Кто моя первая любовь? Копия микеланджеловского Давида в Пушкинском музее. В первый раз я приехала в Москву после восьмого класса по маминой учительской путёвке и сразу влюбилась в обоих — в Москву и в Давида. Нет, куда там мраморному изваянию до нашего Толика — ялтинского парня, ласточкой слетавшего в море с пятиметровой высоты солярия… Я влюбилась только в выражение лица этого мальчишки, моего ровесника и будущего царя иудейского. В его лёгкую, счастливую, чуть надменную улыбку юности. А голова старого глупого Голиафа у ног — так, пустяшный, не стоящий упоминания эпизод, уже из прошлого. Вот дальше, в будущем будет настоящее, будет счастье…

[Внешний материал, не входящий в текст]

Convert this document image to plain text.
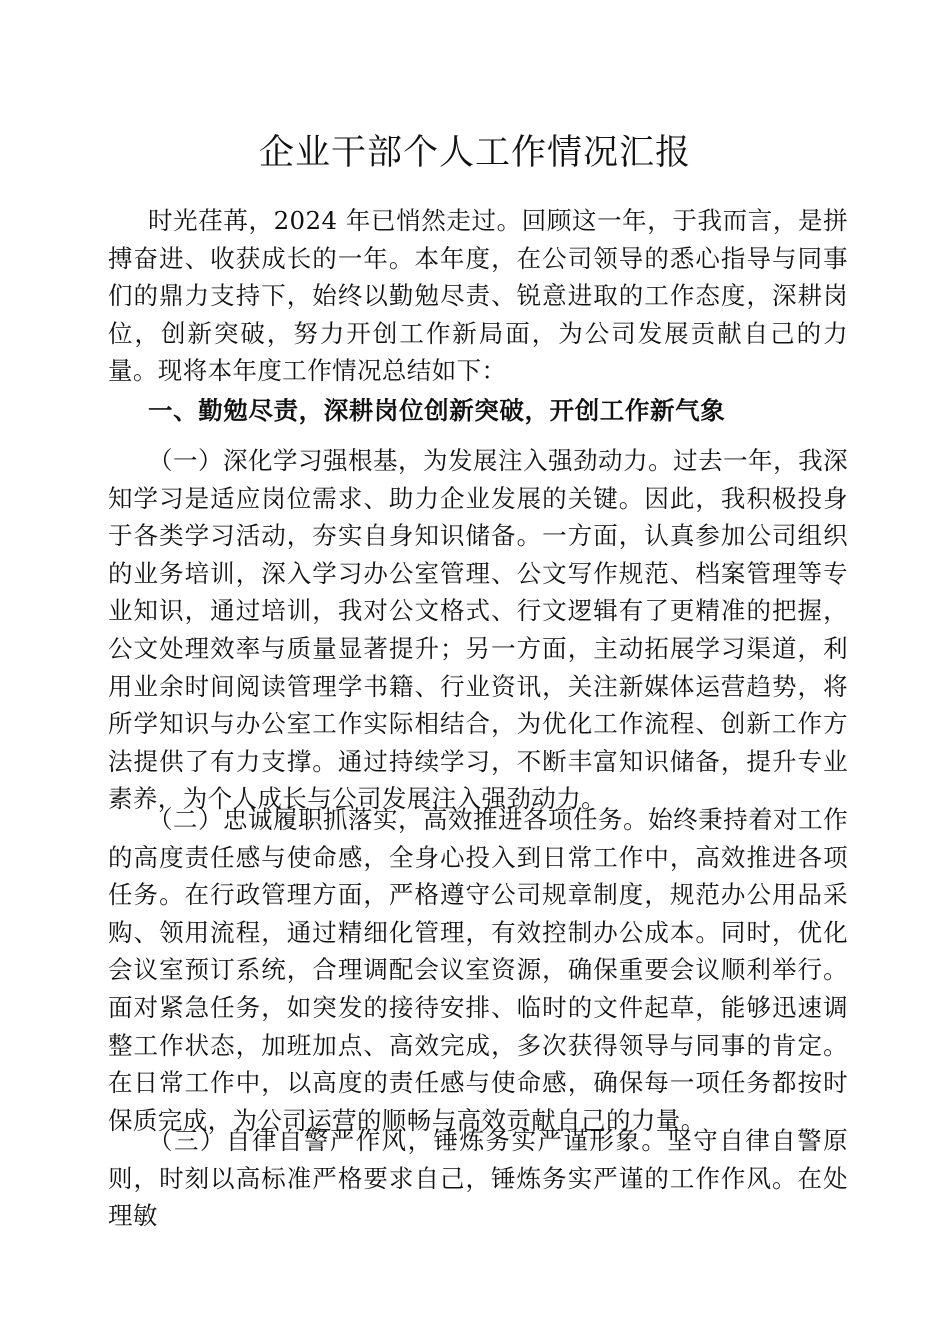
企业干部个人工作情况汇报

时光荏苒，2024 年已悄然走过。回顾这一年，于我而言，是拼搏奋进、收获成长的一年。本年度，在公司领导的悉心指导与同事们的鼎力支持下，始终以勤勉尽责、锐意进取的工作态度，深耕岗位，创新突破，努力开创工作新局面，为公司发展贡献自己的力量。现将本年度工作情况总结如下：

一、勤勉尽责，深耕岗位创新突破，开创工作新气象

（一）深化学习强根基，为发展注入强劲动力。过去一年，我深知学习是适应岗位需求、助力企业发展的关键。因此，我积极投身于各类学习活动，夯实自身知识储备。一方面，认真参加公司组织的业务培训，深入学习办公室管理、公文写作规范、档案管理等专业知识，通过培训，我对公文格式、行文逻辑有了更精准的把握，公文处理效率与质量显著提升；另一方面，主动拓展学习渠道，利用业余时间阅读管理学书籍、行业资讯，关注新媒体运营趋势，将所学知识与办公室工作实际相结合，为优化工作流程、创新工作方法提供了有力支撑。通过持续学习，不断丰富知识储备，提升专业素养，为个人成长与公司发展注入强劲动力。

（二）忠诚履职抓落实，高效推进各项任务。始终秉持着对工作的高度责任感与使命感，全身心投入到日常工作中，高效推进各项任务。在行政管理方面，严格遵守公司规章制度，规范办公用品采购、领用流程，通过精细化管理，有效控制办公成本。同时，优化会议室预订系统，合理调配会议室资源，确保重要会议顺利举行。面对紧急任务，如突发的接待安排、临时的文件起草，能够迅速调整工作状态，加班加点、高效完成，多次获得领导与同事的肯定。在日常工作中，以高度的责任感与使命感，确保每一项任务都按时保质完成，为公司运营的顺畅与高效贡献自己的力量。

（三）自律自警严作风，锤炼务实严谨形象。坚守自律自警原则，时刻以高标准严格要求自己，锤炼务实严谨的工作作风。在处理敏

Счастья в нашей жизни было много. Помнится, нас заставляли писать сочинения на довольно дурацкую тему «Что такое счастье». И фильмы об этом снимали… Тема-то идиотская, и мы, не желая выдавать сокровенного, отделывались какими-то штампами. Но если бы не эти сочинения, разве запомнили бы мы на всю жизнь сине-зелёную полудённую воду и жар от каменного пирса на полудиком тогда пляже, именуемом «батареей»? И то, как мы серьёзно и вдохновенно обдирали друг у друга сгоревшую кожу с лупящихся носов, чрезвычайно напоминая макак, ищущих друг у друга насекомых… А ещё мы целыми днями шлёпали по горячим камням или доскам солярия просоленными от внезапно набежавшей волны и иногда роняемыми в море картами, играли в «дурака» и «книга», умудряясь одновременно рассуждать о смысле жизни… Мальчишки с воплем «Головоногого!» сигали с солярия в воду, и солнце жарило во все лопатки… А я думала: «Вот, запомни — это и есть счастье!» Счастье было разлито в упоительном крымском воздухе и оглушительном звоне цикад, в шуршании высохших колючих трав на сбегающих с обрыва, розово-загорелых как мы тропинках… В прозрачных зеленоватых виноградинах, свисающих с жердей на холмах за «батареей»… В белом сухом вине, которое мы начали пить, возможно, рановато, класса с седьмого, а по мне — так в самый раз. Похоже, примерно так же считали наши родители — медики, строители, учителя, виноделы…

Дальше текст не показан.